Os pacientes com labirintite após uma meningite bacteriana devem realizar culturas adequadas do líquido cefalorraquidiano. Outros testes sorológicos para sífilis e vírus da imunodeficiência humana (HIV) podem ser justificados se a apresentação for atípica ou se o paciente tiver outros fatores de risco.[22] Se os testes sorológicos forem negativos, pode haver suspeita de doenças autoimunes (por exemplo, síndrome de Cogan ou doença de Behçet).[5] Para pacientes com náuseas e vômitos intensos, um perfil metabólico básico deve ser avaliado para selecionar a reposição adequada de cristaloides e eletrólitos. Avalie a glicose sanguínea capilar em todos os pacientes com suspeita de AVC e providencie uma neuroimagem urgente.[23]

Exames por imagem

O exame de imagem pode ajudar a descartar diagnósticos diferenciais.
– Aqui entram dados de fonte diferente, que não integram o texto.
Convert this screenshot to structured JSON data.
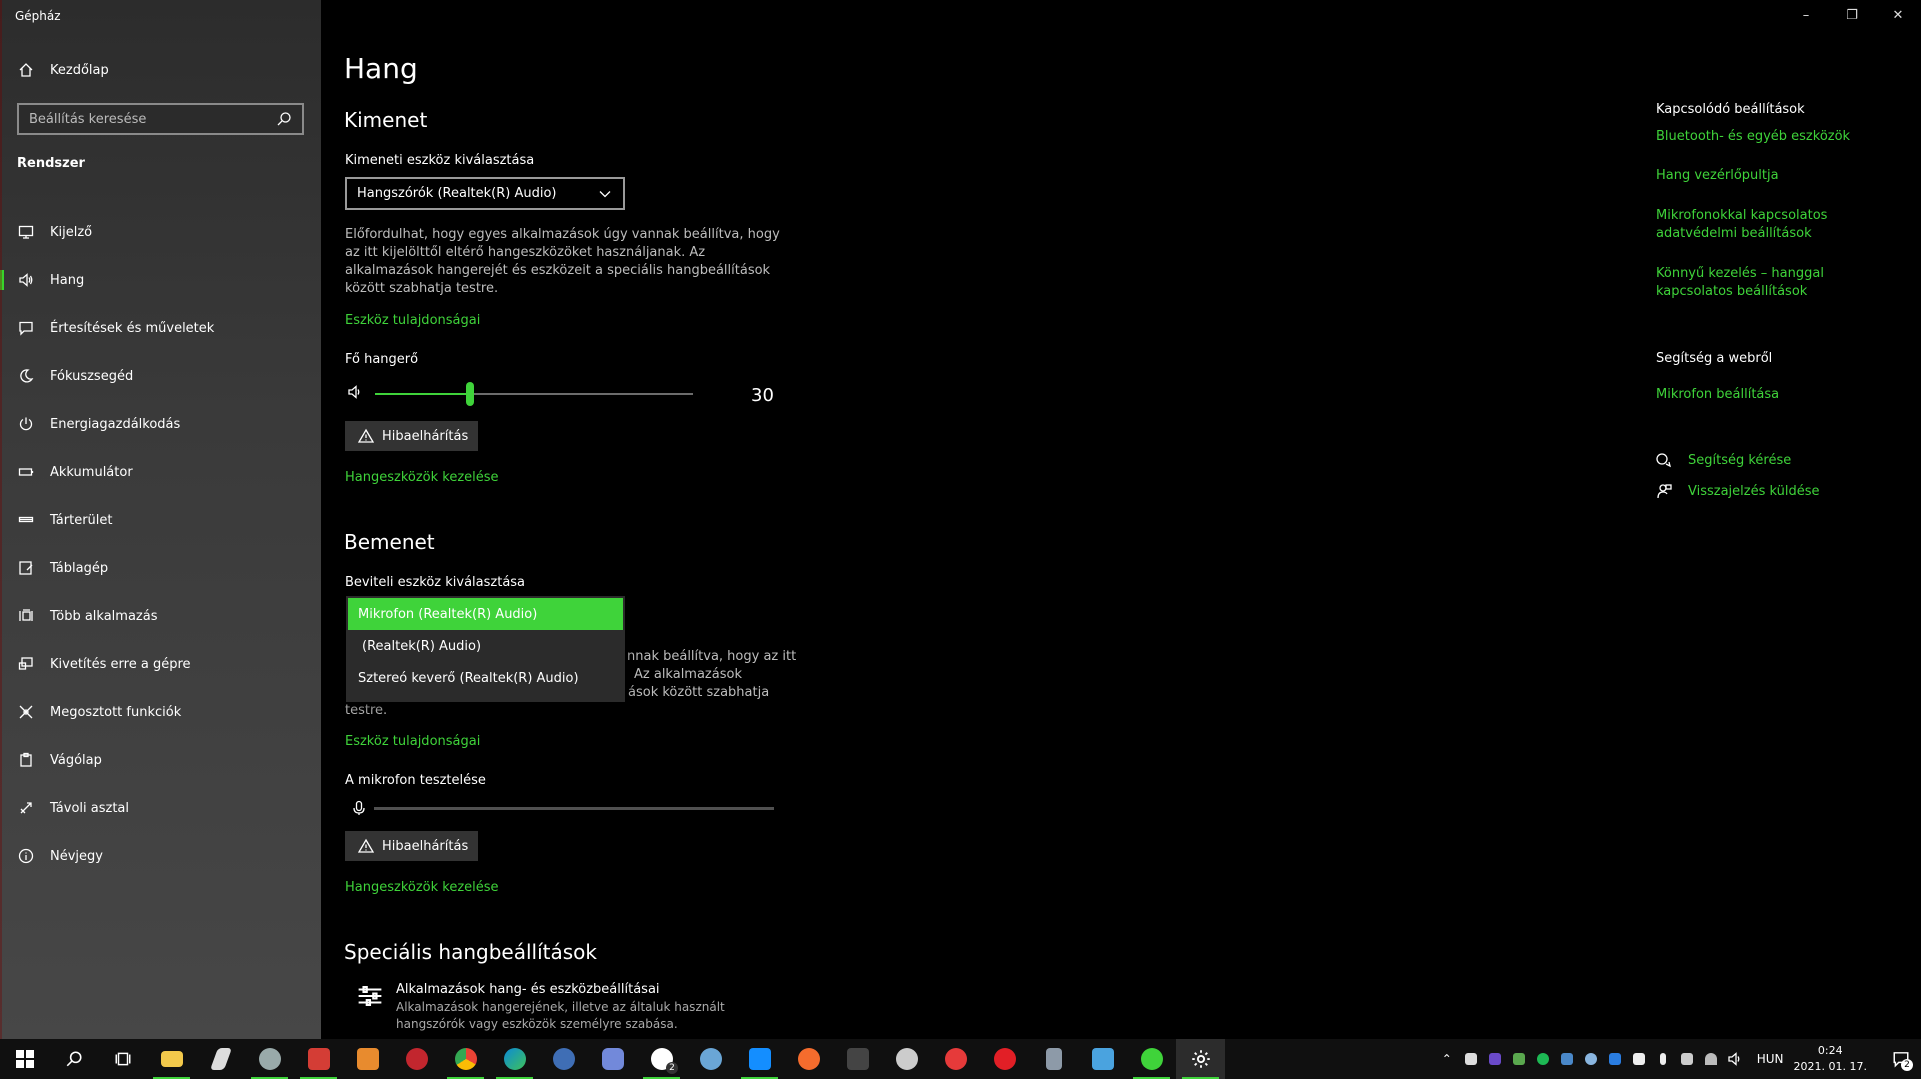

Em caso de suspeita de AVC agudo, o exame de TC de crânio pode identificar a ocorrência de infarto e fornecer informações suficientes para a tomada de decisão sobre o tratamento agudo.[23] Pode-se determinar a extensão do infarto com o exame de RNM subsequente do crânio com imagem ponderada por difusão. Caso haja suspeita de fratura do osso temporal, o exame de TC de crânio pode determinar a extensão da fratura.[24] A RNM ou a TC de crânio podem revelar malformações do ouvido interno e neoplasia do osso temporal. O exame de TC do osso petroso temporal pode mostrar evidências de opacificação do ouvido médio ou do processo mastoide e deve ser solicitado se houver suspeita de que o paciente apresenta mastoidite. A TC pode também ser útil em pacientes com suspeita de deiscência do canal semicircular superior e, também, para confirmar o colesteatoma.[25][26]

Qualquer paciente com perda auditiva assimétrica deve ser submetido a uma avaliação coclear com ressonância nuclear magnética (RNM) com gadolínio a fim de investigar outras causas da perda auditiva. Por exemplo, mais de 10% dos pacientes com schwannoma vestibular (neuroma acústico) apresentam perda auditiva súbita. O realce labiríntico na RNM com gadolínio no quadro de meningite é um preditor significativo de perda auditiva.[27]